Paylaş
Çok kısa zaman önce, Doğan’ın bir TV konuşmasının ne kadar “umut vaat edici” olduğunu yazmıştım. Son açıklamasını yadırgamadığımı söyleyemem ama “Vay, benim mutedil bulduğum adam keskin çıktı” diye şaşırmadım.
İSTİSNA DEĞİL
Ben Doğan’ın ne maksadını aştığını, ne de istisna olduğunu düşünüyorum, sadece boş bulunarak, siyaseten izahı zor bir ifade kullandığını sanıyorum. Onun ötesinde, muhafazakâr çevrenin zihin ve duygu dünyasına tercüman olduğunu düşünüyorum. Şaşırabilirsiniz ama ben bu çevreye bu nedenle yakınlık hissediyordum.

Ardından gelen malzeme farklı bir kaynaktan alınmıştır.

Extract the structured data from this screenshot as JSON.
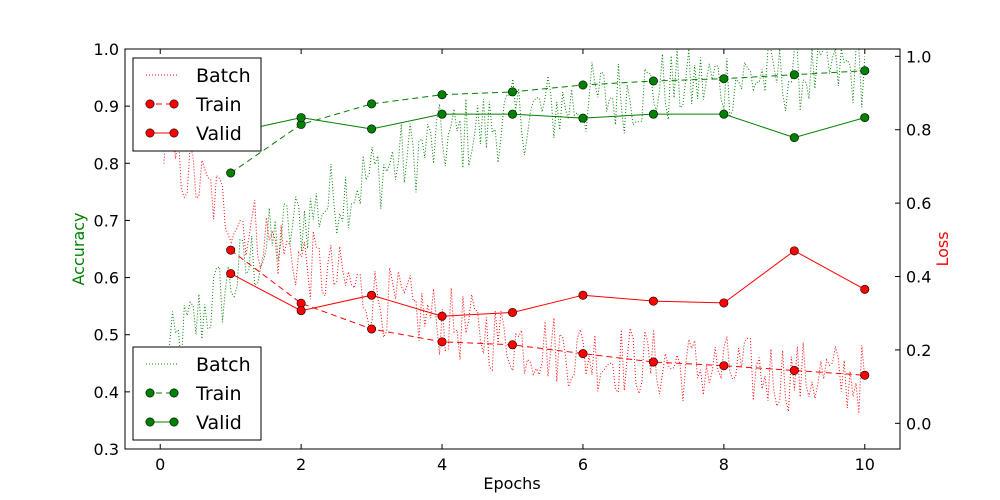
{
  "chart_data": {
    "type": "line",
    "xlabel": "Epochs",
    "ylabel_left": "Accuracy",
    "ylabel_right": "Loss",
    "xlim": [
      -0.5,
      10.5
    ],
    "ylim_left": [
      0.3,
      1.0
    ],
    "ylim_right": [
      -0.07,
      1.02
    ],
    "x_ticks": [
      0,
      2,
      4,
      6,
      8,
      10
    ],
    "y_ticks_left": [
      0.3,
      0.4,
      0.5,
      0.6,
      0.7,
      0.8,
      0.9,
      1.0
    ],
    "y_ticks_right": [
      0.0,
      0.2,
      0.4,
      0.6,
      0.8,
      1.0
    ],
    "colors": {
      "accuracy": "#008000",
      "loss": "#ff0000"
    },
    "legend_top": {
      "position": "upper-left",
      "series": [
        "Batch",
        "Train",
        "Valid"
      ]
    },
    "legend_bottom": {
      "position": "lower-left",
      "series": [
        "Batch",
        "Train",
        "Valid"
      ]
    },
    "accuracy_series": [
      {
        "name": "Train",
        "style": "dashed",
        "x": [
          1,
          2,
          3,
          4,
          5,
          6,
          7,
          8,
          9,
          10
        ],
        "values": [
          0.783,
          0.868,
          0.904,
          0.92,
          0.925,
          0.937,
          0.944,
          0.948,
          0.955,
          0.962
        ]
      },
      {
        "name": "Valid",
        "style": "solid",
        "x": [
          1,
          2,
          3,
          4,
          5,
          6,
          7,
          8,
          9,
          10
        ],
        "values": [
          0.853,
          0.88,
          0.86,
          0.886,
          0.886,
          0.879,
          0.886,
          0.886,
          0.845,
          0.88
        ]
      },
      {
        "name": "Batch",
        "style": "dotted",
        "x_start": 0.05,
        "x_end": 10.0,
        "count": 240,
        "trend_start": 0.45,
        "trend_end": 0.965,
        "noise": 0.07
      }
    ],
    "loss_series": [
      {
        "name": "Train",
        "style": "dashed",
        "x": [
          1,
          2,
          3,
          4,
          5,
          6,
          7,
          8,
          9,
          10
        ],
        "values": [
          0.472,
          0.327,
          0.257,
          0.222,
          0.214,
          0.19,
          0.167,
          0.157,
          0.144,
          0.131
        ]
      },
      {
        "name": "Valid",
        "style": "solid",
        "x": [
          1,
          2,
          3,
          4,
          5,
          6,
          7,
          8,
          9,
          10
        ],
        "values": [
          0.408,
          0.307,
          0.349,
          0.292,
          0.302,
          0.349,
          0.333,
          0.328,
          0.47,
          0.365
        ]
      },
      {
        "name": "Batch",
        "style": "dotted",
        "x_start": 0.05,
        "x_end": 10.0,
        "count": 240,
        "trend_start": 0.75,
        "trend_end": 0.12,
        "noise": 0.1
      }
    ]
  }
}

“Fişleme” abartılı bir ifade ama, bu çevre yıllarca kendini dışlanmış, zan altında, hiç olmazsa “tedirgin” hissetti. Bu ortamın nasıl oluştuğu uzun boylu konuşulabilir ama sonuçta algılanan, hissedilen buydu.
Sıradan dindar bir adam, ramazanda oruç tutan bir adam, kafadan ciddiye alınmayacak, “takunyalı” diye yaftalanacak biriydi. Onlara yakınlığım, bu hissin ne kadar derin yaralar açabileceğine şahit olmamı sağladı. Hatta yakınlığımdan dolayı, sınıfsal ayrıcalıklı konumuma rağmen, sıklıkla bana da bulaştı.

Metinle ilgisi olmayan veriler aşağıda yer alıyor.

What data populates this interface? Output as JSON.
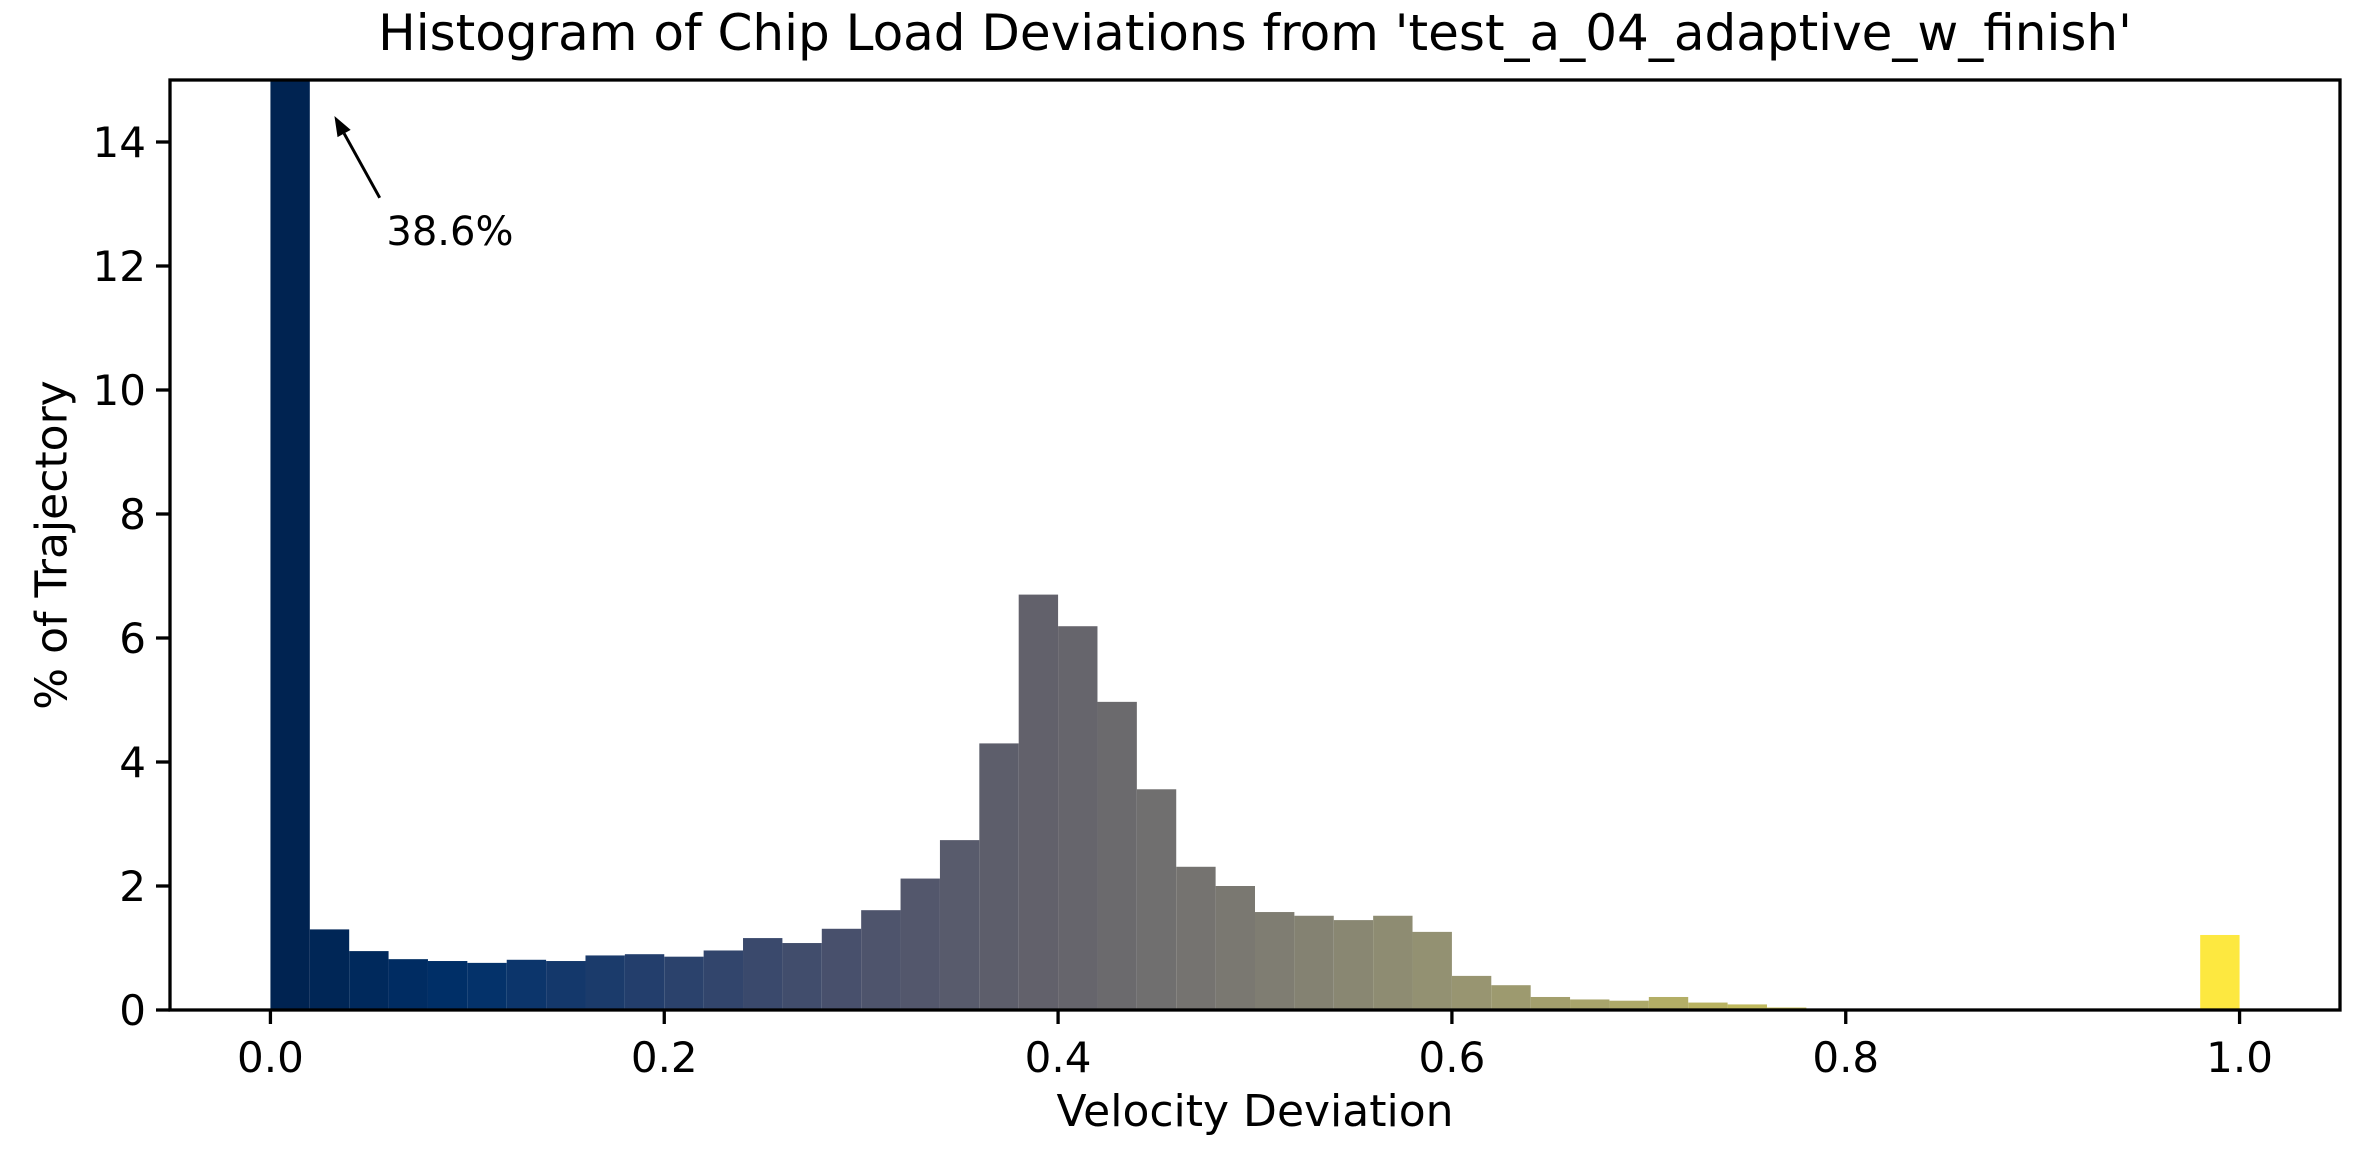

Başörtüsünü savunuyorum, muhafazakâr çevrelerden dostlarım var diye, kendi sosyal çevremde mücrim gibi muamele gördüğüm uzun yıllar yaşadım.
Bu hissi, ucundan bucağından da olsa gayet iyi biliyorum. Tam da bu nedenle, kendi çevreme zaman zaman derin öfke duydum. Fazilet Partisi’nin kapatılması üzerine yazdığım “Utanıyorum” yazısı, demokrasi kaygımın çok ötesinde bu isyan ve öfkenin dışavurumuydu.
KORKU DUYUYORUM
Ben bu çevreye, sadece demokrasi kaygımdan dolayı değil, bir hakkaniyetsizliğe karşı isyan ve öfke duygumdan yakın durdum, “bizim kesim”in katı, üst perdeden tutumundan dolayı duyduğum “suçluluk” duygusunu, onların yanında durarak gidermeye çalıştım.
Şimdi tam da bu nedenle, ciddi bir kaygı ve korku duyuyorum.
Geçmişte duyulan isyan ve öfke duyguları hiçbir şekilde aşılamayacak, hep canlı kalacak ve iktidar üzerinden tersine dönecekse, yaşanacak olan, zalim bir intikam süreci olur.
İktidar partisinin zaman zaman bundan uzak durmakla birlikte, özellikle gerilimli dönemlerde, bu duyguya teslim olabildiğini görüyorum. Dahası, bu miras üzerinden rant ve kariyer sağlamaya hevesli insan çok olduğu için bu kaygım daha da artıyor.
UÇURUMUN KIYISI
Daha önce de, “Bu öfkeyi anlıyorum ama öfke ile ülke yönetilmez” diye yazmıştım. Bir kez daha hatırlatmak isterim. Böyle bir gidiş hepimizi bir uçurumun kıyısında tutmaktan başka bir şeye yaramıyor.
Fanatik taraftarların, şahsi ihtirasla karışık maç tezahüratlarına ön verilecek zaman değil. Bu gidiş, iktidar, muhalefet hepsini önüne katıp bir bilinmeze sürükler.
O nedenle, bir kez daha ve bu kez laikler ve muhafazakârlar için söylüyorum, “güç olsun, geç olmasın”, herkes bulunduğu yerden bir kez daha durum değerlendirmesi yapsın istiyorum.